Ondrej Zajicek santiago at crfreenet.org
Tue Apr 23 19:33:18 CEST 2019


On Tue, Apr 23, 2019 at 12:40:04PM +0000, Joakim Tjernlund wrote:
> > I think the standard just does not consider the case of 'unnumbered'
> > link with both local and remote address but without subnet and assumes
> > 'real' unnumbered PtP link with no local IP address associated with
> > the iface.
> 
> There is always some local address, in linux you have to assign it to the I/F,
> but in others, like Cisco, you can assign an IP address to a dummy I/F and then
> tell unnumbered I/Fs to use the dummy I/Fs' IP address.
> There has to be some SRC IP address on pkgs sent by OSPF

Yes, but the way how the RFC is written it (IMHO) assumes the second case -
unnumbered ifaces using SRC IP from some dummy iface. Therefore stub
node is associated with the dummy iface and not with the unnumbered PtP iface.
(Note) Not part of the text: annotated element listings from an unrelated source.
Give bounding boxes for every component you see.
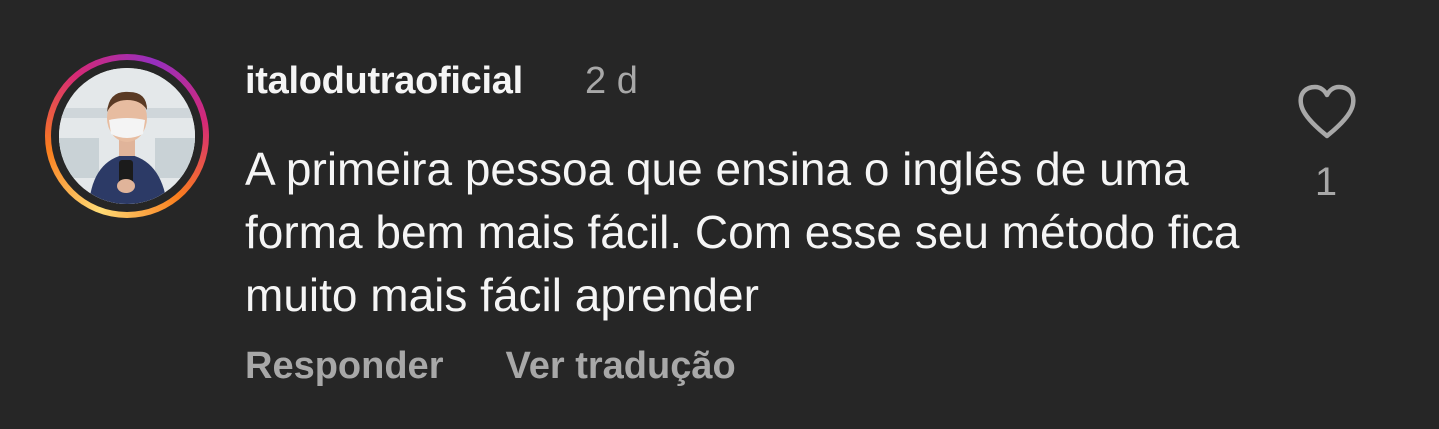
heart-outline-icon[interactable] [1297, 84, 1357, 140]
comment-item: italodutraoficial 2 d A primeira pessoa … [0, 0, 1439, 429]
comment-username[interactable]: italodutraoficial [245, 60, 523, 103]
comment-timestamp: 2 d [585, 60, 638, 102]
comment-actions: Responder Ver tradução [245, 345, 736, 388]
avatar-story-ring[interactable] [45, 54, 209, 218]
comment-text: A primeira pessoa que ensina o inglês de… [245, 143, 1240, 321]
avatar-photo [59, 68, 195, 204]
reply-button[interactable]: Responder [245, 345, 443, 388]
avatar[interactable] [59, 68, 195, 204]
see-translation-button[interactable]: Ver tradução [505, 345, 735, 388]
like-count: 1 [1314, 160, 1338, 204]
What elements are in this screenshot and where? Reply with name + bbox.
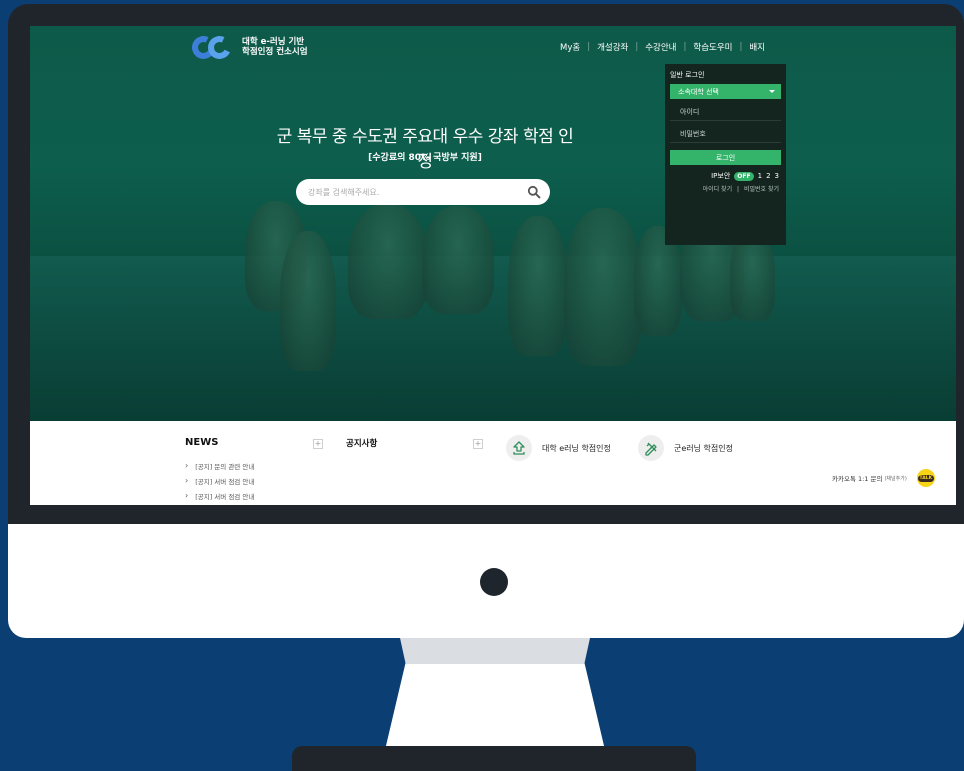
list-item[interactable]: › [공지] 문의 관련 안내 bbox=[185, 458, 254, 473]
monitor-camera-dot bbox=[480, 568, 508, 596]
login-button[interactable]: 로그인 bbox=[670, 150, 781, 165]
monitor-stand-shadow bbox=[400, 638, 590, 664]
find-password-link[interactable]: 비밀번호 찾기 bbox=[744, 186, 779, 193]
nav-separator: | bbox=[683, 42, 687, 52]
content-section: NEWS + › [공지] 문의 관련 안내 › [공지] 서버 점검 안내 › [공… bbox=[30, 421, 956, 505]
kakao-inquiry[interactable]: 카카오톡 1:1 문의 (채널추가) TALK bbox=[832, 469, 935, 487]
university-elearning-credit-link[interactable]: 대학 e러닝 학점인정 bbox=[506, 435, 611, 461]
talk-badge: TALK bbox=[917, 474, 935, 482]
logo-text: 대학 e-러닝 기반 학점인정 컨소시엄 bbox=[242, 37, 308, 57]
site-logo[interactable]: 대학 e-러닝 기반 학점인정 컨소시엄 bbox=[188, 32, 308, 63]
top-navigation: My홈 | 개설강좌 | 수강안내 | 학습도우미 | 배지 bbox=[560, 41, 765, 53]
hero-subtitle: [수강료의 80% 국방부 지원] bbox=[368, 153, 482, 163]
nav-item-my-home[interactable]: My홈 bbox=[560, 41, 580, 53]
military-elearning-credit-label: 군e러닝 학점인정 bbox=[674, 443, 733, 453]
nav-item-learning-help[interactable]: 학습도우미 bbox=[693, 41, 732, 53]
ip-security-toggle[interactable]: OFF bbox=[734, 171, 754, 181]
password-field[interactable]: 비밀번호 bbox=[670, 126, 781, 143]
course-search-input[interactable] bbox=[296, 187, 516, 197]
nav-separator: | bbox=[739, 42, 743, 52]
login-title: 일반 로그인 bbox=[670, 71, 705, 79]
nav-separator: | bbox=[587, 42, 591, 52]
list-item[interactable]: › [공지] 서버 점검 안내 bbox=[185, 473, 254, 488]
find-id-link[interactable]: 아이디 찾기 bbox=[703, 186, 733, 193]
ip-security-row: IP보안 OFF 1 2 3 bbox=[670, 171, 781, 181]
user-id-field[interactable]: 아이디 bbox=[670, 104, 781, 121]
course-search-box bbox=[296, 179, 550, 205]
university-elearning-credit-label: 대학 e러닝 학점인정 bbox=[542, 443, 611, 453]
logo-text-line1: 대학 e-러닝 기반 bbox=[242, 37, 305, 47]
hero-banner: 대학 e-러닝 기반 학점인정 컨소시엄 My홈 | 개설강좌 | 수강안내 |… bbox=[30, 26, 956, 421]
nav-item-courses[interactable]: 개설강좌 bbox=[597, 41, 628, 53]
chevron-right-icon: › bbox=[185, 491, 189, 500]
notice-more-button[interactable]: + bbox=[473, 439, 483, 449]
nav-item-badge[interactable]: 배지 bbox=[749, 41, 765, 53]
ce-logo-icon bbox=[188, 32, 236, 63]
hero-figure bbox=[422, 206, 494, 314]
hero-figure bbox=[508, 216, 568, 356]
nav-separator: | bbox=[635, 42, 639, 52]
ip-security-label: IP보안 bbox=[711, 172, 731, 180]
find-account-links: 아이디 찾기 | 비밀번호 찾기 bbox=[670, 184, 781, 193]
graduation-upload-icon bbox=[506, 435, 532, 461]
login-panel: 일반 로그인 소속대학 선택 아이디 비밀번호 로그인 IP보안 OFF 1 2… bbox=[665, 64, 786, 245]
pencil-ruler-icon bbox=[638, 435, 664, 461]
chevron-right-icon: › bbox=[185, 476, 189, 485]
ip-level-1[interactable]: 1 bbox=[758, 172, 762, 180]
list-item[interactable]: › [공지] 서버 점검 안내 bbox=[185, 488, 254, 503]
news-list: › [공지] 문의 관련 안내 › [공지] 서버 점검 안내 › [공지] 서버 점… bbox=[185, 458, 254, 503]
kakao-talk-icon[interactable]: TALK bbox=[916, 469, 935, 487]
school-select-label: 소속대학 선택 bbox=[678, 87, 719, 96]
hero-figure bbox=[280, 231, 336, 371]
monitor-base bbox=[292, 746, 696, 771]
password-placeholder: 비밀번호 bbox=[680, 130, 706, 138]
military-elearning-credit-link[interactable]: 군e러닝 학점인정 bbox=[638, 435, 733, 461]
ip-level-3[interactable]: 3 bbox=[775, 172, 779, 180]
kakao-channel-note: (채널추가) bbox=[884, 475, 907, 482]
link-separator: | bbox=[737, 186, 740, 193]
website-screen: 대학 e-러닝 기반 학점인정 컨소시엄 My홈 | 개설강좌 | 수강안내 |… bbox=[30, 26, 956, 505]
user-id-placeholder: 아이디 bbox=[680, 108, 700, 116]
news-item-text: [공지] 서버 점검 안내 bbox=[195, 477, 255, 486]
hero-figure bbox=[348, 204, 428, 319]
news-item-text: [공지] 서버 점검 안내 bbox=[195, 492, 255, 501]
notice-title: 공지사항 bbox=[346, 439, 378, 449]
nav-item-enrollment-guide[interactable]: 수강안내 bbox=[645, 41, 676, 53]
chevron-down-icon bbox=[769, 90, 775, 93]
hero-figure bbox=[564, 208, 642, 366]
hero-title: 군 복무 중 수도권 주요대 우수 강좌 학점 인정 bbox=[276, 127, 574, 172]
logo-text-line2: 학점인정 컨소시엄 bbox=[242, 47, 308, 57]
ip-level-2[interactable]: 2 bbox=[766, 172, 770, 180]
kakao-inquiry-label: 카카오톡 1:1 문의 bbox=[832, 475, 883, 483]
news-title: NEWS bbox=[185, 437, 219, 448]
search-icon[interactable] bbox=[527, 185, 541, 199]
news-item-text: [공지] 문의 관련 안내 bbox=[195, 462, 255, 471]
school-select-dropdown[interactable]: 소속대학 선택 bbox=[670, 84, 781, 99]
chevron-right-icon: › bbox=[185, 461, 189, 470]
news-more-button[interactable]: + bbox=[313, 439, 323, 449]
> Since Linux always has an local IP adress it is not possible to deduce if the
> user intended the link to be unnumbered or not, unless one wants to add explicit
> config "unnumbered", it would be best to assume unnumbered I think.

I do not understand what you mean in this article. Linux could have active iface
without any IP address and it can be used for PtP link (with SRC IP from some
other iface), but it is not implemented in BIRD.

It is true that even a link with local /32 IP without specified remote peer could
be used for OSPF PtP link. BIRD in this case assumes it is a stub /32 and i am not
sure whether it could be configured as regular PtP. I did not realized before that
this is a relevant case for PtP link.


> Consider the use case with many /32 ptp links, all with the same local IP, there would
> be a lot of redundant host routes in the Router LSA. Better to let the user
> add an explicit stub network for all PtoP's if one needs it.

Well, that is solvable by not putting the same stub multiple times in the
Router LSA.

More debatable is a case like this:

eth0 10.0.0.1/24
eth1 10.0.0.1/32 peer 10.0.1.1/32

10.0.0.1 is already reachable by route for eth0 (either stub or network),
so it is technically not necessary to have it in the Router LSA as
a separate /32 stub. So it makes sense to me to have it configurable
with three values: yes, no, if-not-covered.

-- 
Elen sila lumenn' omentielvo

Ondrej 'Santiago' Zajicek (email: santiago at crfreenet.org)
OpenPGP encrypted e-mails preferred (KeyID 0x11DEADC3, wwwkeys.pgp.net)
"To err is human -- to blame it on a computer is even more so."